Bu mücadelenin, ezilenlerin ve özellikle öğrencilerin ayaklanmasıyla başladığını ve bu mücadeleye daha örgütlü bir yapının içinden katılmam gerektiğini fark ettim.

Fotoğraf: ANKA
Hazırlık öğrencisi
ODTÜ
Ekrem İmamoğlu’nun tutuklanmasının ardından yaşanan olaylar elbette düşüncelerimi şekillendirdi. Bu şekillenme asıl mücadele edilmesi gereken bileşenin mevcut sistem olduğu yönünde oldu. Bu mücadelenin, ezilenlerin ve özellikle öğrencilerin ayaklanmasıyla başladığını ve bu mücadeleye daha örgütlü bir yapının içinden katılmam gerektiğini fark ettim. Siyasi örgütlenmenin sağladığı ortam, kendimi güvende hissetmemi sağladı. Bir ideolojiye sahip olmak sırtımı yaslayabileceğim bir dayanak sunuyor. Bu dayanak, bana güç veriyor ve yalnız hissettiğimde bile harekete geçme motivasyonu sağlıyor. Bu yolda yalnız olmadığımı bilme duygusu bir yana; fikir alışverişinde bulunabileceğim, aynı değerleri paylaşan yol arkadaşlarıma sahip olmak benim için sürdürülebilir direnişin yapı taşları. Onlarla birlikte olmanın ve birbirimizle düşüncelerimizi paylaşmanın beni güncel olayların dışında da geliştireceğini ve bana yeni değerler katacağına inanıyorum.
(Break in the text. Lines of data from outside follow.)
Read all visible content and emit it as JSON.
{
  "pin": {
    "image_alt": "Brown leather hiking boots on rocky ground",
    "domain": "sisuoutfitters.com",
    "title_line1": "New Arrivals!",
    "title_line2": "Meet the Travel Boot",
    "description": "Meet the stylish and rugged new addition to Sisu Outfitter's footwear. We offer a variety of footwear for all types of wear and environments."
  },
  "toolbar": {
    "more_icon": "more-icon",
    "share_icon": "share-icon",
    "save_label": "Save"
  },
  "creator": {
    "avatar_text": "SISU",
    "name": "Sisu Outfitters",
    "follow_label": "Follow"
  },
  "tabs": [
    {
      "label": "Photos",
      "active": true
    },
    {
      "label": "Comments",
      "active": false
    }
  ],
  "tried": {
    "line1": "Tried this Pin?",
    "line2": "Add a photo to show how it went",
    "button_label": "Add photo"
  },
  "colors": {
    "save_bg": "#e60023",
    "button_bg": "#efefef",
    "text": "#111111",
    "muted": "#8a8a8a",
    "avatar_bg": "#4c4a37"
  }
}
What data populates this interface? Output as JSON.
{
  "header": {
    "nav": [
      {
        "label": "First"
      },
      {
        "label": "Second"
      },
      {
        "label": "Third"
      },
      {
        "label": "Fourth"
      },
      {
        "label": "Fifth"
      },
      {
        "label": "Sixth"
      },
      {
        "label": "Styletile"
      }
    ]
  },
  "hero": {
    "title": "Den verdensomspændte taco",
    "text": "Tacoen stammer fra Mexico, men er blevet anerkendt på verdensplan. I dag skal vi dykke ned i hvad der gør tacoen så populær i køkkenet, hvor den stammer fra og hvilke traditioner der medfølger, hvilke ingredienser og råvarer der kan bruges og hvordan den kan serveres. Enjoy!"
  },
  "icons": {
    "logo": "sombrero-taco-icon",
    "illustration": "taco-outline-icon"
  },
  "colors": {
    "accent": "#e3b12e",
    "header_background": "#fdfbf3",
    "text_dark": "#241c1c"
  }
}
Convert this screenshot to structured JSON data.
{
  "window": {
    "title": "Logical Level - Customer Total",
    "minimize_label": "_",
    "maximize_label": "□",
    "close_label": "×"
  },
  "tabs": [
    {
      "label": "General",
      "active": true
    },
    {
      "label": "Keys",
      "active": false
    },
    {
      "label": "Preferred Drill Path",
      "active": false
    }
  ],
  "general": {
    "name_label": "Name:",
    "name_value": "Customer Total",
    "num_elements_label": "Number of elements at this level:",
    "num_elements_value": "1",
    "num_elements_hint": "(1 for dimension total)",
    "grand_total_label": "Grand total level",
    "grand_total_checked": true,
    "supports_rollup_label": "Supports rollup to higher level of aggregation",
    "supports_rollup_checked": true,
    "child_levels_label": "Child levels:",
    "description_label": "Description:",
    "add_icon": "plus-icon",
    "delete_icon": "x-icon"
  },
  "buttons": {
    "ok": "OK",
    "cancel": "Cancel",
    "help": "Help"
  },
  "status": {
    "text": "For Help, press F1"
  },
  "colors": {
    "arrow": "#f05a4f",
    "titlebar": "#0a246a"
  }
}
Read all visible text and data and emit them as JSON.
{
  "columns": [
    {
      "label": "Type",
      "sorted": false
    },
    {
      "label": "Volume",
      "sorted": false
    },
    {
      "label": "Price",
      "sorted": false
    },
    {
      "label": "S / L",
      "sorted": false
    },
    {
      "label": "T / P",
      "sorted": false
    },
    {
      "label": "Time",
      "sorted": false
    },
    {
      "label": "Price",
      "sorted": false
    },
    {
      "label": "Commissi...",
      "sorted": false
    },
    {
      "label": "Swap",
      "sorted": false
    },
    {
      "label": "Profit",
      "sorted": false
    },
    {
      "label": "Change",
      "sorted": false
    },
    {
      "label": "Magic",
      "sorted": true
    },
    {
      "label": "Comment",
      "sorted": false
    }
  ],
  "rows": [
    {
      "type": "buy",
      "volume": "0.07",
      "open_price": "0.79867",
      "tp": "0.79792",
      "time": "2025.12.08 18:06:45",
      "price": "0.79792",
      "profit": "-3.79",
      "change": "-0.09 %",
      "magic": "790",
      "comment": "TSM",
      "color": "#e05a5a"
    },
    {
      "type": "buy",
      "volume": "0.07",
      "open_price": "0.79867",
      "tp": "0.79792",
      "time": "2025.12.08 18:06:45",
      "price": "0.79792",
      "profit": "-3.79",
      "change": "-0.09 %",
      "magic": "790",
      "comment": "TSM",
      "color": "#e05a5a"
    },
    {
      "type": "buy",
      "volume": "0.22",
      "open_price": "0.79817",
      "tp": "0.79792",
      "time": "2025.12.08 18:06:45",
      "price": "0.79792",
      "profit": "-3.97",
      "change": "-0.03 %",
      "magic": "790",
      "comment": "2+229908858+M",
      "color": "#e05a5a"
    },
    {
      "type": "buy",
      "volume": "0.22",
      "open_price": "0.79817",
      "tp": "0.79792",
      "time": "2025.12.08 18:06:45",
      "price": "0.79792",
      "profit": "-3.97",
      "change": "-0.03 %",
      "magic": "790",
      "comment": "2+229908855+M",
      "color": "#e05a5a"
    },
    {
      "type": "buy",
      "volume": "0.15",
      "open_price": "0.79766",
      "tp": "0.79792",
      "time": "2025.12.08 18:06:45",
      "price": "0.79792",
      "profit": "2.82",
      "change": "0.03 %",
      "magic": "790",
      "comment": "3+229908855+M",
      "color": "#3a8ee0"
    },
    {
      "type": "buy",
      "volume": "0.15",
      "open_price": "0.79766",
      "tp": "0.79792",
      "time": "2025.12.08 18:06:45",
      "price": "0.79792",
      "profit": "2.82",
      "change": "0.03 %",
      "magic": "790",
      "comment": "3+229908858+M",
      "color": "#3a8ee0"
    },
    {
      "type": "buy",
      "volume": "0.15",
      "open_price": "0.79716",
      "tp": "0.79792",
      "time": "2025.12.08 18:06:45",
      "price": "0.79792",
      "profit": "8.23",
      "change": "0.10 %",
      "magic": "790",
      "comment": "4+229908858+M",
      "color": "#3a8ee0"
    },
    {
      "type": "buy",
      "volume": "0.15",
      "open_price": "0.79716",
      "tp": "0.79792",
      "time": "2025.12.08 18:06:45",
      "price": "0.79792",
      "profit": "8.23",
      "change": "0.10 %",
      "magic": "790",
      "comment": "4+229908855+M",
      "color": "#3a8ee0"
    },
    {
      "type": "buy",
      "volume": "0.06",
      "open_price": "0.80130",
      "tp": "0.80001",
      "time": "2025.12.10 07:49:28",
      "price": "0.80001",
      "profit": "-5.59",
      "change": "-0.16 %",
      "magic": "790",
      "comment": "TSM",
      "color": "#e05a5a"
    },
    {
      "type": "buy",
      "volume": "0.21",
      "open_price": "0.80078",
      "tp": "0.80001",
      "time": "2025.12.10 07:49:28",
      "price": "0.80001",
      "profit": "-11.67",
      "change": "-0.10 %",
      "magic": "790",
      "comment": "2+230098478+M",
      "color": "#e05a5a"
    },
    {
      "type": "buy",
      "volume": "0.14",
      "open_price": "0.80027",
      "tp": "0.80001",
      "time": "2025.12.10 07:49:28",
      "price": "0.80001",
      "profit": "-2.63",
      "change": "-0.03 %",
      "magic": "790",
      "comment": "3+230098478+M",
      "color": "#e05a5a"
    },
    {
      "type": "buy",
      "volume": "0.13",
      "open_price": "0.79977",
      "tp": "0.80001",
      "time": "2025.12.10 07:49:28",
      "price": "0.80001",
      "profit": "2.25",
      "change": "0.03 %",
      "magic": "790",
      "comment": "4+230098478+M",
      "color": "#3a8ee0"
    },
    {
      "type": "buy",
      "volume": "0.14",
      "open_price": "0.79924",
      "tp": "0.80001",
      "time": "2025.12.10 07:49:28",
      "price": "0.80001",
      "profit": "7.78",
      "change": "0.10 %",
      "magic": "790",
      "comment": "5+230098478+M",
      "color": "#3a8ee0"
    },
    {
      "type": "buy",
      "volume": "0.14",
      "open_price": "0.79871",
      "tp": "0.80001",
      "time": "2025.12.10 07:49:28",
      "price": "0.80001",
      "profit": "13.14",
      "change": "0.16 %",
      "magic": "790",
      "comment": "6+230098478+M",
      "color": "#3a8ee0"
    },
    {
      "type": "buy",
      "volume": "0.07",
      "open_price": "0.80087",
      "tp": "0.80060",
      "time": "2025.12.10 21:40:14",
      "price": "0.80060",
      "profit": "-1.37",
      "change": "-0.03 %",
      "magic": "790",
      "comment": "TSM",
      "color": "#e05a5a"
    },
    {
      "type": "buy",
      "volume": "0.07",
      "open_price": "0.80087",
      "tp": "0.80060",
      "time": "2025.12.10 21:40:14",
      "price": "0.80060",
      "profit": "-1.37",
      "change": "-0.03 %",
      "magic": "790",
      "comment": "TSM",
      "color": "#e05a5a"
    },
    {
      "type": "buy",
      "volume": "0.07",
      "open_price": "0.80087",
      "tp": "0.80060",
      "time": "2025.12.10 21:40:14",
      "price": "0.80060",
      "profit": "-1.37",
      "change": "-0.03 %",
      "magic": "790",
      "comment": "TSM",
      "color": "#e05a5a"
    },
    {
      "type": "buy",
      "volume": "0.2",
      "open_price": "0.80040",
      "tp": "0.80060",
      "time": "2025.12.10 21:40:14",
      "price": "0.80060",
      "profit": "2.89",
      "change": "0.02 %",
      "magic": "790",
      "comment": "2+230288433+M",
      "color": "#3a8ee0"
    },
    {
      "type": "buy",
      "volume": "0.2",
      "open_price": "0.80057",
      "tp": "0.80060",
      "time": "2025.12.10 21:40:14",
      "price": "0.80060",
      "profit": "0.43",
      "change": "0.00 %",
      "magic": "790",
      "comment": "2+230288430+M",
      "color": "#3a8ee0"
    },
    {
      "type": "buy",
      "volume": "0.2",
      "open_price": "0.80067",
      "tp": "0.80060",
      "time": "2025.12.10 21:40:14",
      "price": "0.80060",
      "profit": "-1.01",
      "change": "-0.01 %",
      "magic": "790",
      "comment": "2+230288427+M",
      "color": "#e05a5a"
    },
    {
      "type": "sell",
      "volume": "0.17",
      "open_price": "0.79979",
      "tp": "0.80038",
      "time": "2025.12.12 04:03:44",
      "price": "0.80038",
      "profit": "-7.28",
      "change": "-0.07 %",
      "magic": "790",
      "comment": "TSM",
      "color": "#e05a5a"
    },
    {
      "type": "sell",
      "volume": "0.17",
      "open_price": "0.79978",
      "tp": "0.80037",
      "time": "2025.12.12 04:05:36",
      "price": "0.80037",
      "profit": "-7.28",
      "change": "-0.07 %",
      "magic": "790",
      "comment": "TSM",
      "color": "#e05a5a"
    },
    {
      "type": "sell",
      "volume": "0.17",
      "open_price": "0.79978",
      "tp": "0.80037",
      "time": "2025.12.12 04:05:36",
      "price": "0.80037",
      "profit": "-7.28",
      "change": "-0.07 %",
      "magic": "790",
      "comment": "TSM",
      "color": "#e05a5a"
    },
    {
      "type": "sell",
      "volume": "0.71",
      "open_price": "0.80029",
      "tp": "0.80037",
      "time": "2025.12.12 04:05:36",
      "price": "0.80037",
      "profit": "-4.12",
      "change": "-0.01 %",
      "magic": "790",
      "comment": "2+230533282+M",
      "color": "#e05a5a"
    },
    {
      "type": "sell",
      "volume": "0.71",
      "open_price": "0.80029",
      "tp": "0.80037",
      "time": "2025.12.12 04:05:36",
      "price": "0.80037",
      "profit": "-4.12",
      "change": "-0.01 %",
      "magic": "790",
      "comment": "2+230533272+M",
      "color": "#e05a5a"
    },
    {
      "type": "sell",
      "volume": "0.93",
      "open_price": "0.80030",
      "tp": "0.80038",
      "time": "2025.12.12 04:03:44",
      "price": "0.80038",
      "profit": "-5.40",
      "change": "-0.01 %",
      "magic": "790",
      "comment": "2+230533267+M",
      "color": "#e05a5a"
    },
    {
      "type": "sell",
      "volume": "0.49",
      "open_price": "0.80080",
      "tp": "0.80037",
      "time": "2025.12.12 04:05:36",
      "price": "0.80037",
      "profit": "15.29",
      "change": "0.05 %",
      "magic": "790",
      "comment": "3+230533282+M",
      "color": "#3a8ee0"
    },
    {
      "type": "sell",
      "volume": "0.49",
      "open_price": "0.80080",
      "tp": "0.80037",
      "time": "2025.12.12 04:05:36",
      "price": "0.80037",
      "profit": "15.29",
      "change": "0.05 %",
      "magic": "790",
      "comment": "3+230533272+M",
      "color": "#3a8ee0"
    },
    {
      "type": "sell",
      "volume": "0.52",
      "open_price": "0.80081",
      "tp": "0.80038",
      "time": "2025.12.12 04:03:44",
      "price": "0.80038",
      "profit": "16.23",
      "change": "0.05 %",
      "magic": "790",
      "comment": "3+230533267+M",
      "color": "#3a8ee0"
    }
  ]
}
Kendi perspektifimi genişletmek ve daha farklı bakış açılarıyla kendimi geliştirmek, bu sürecin önemli bir parçası. Sonuç olarak, beni bu yola asıl iten duygu umut oldu. Mücadele ettiğimiz şey büyük olabilir ama beraber oldukça zorlukları aşabileceğimize ve daha adil bir dünya için bir şeyler yapabileceğimize inanıyorum. Bu umut, en büyük itici gücüm.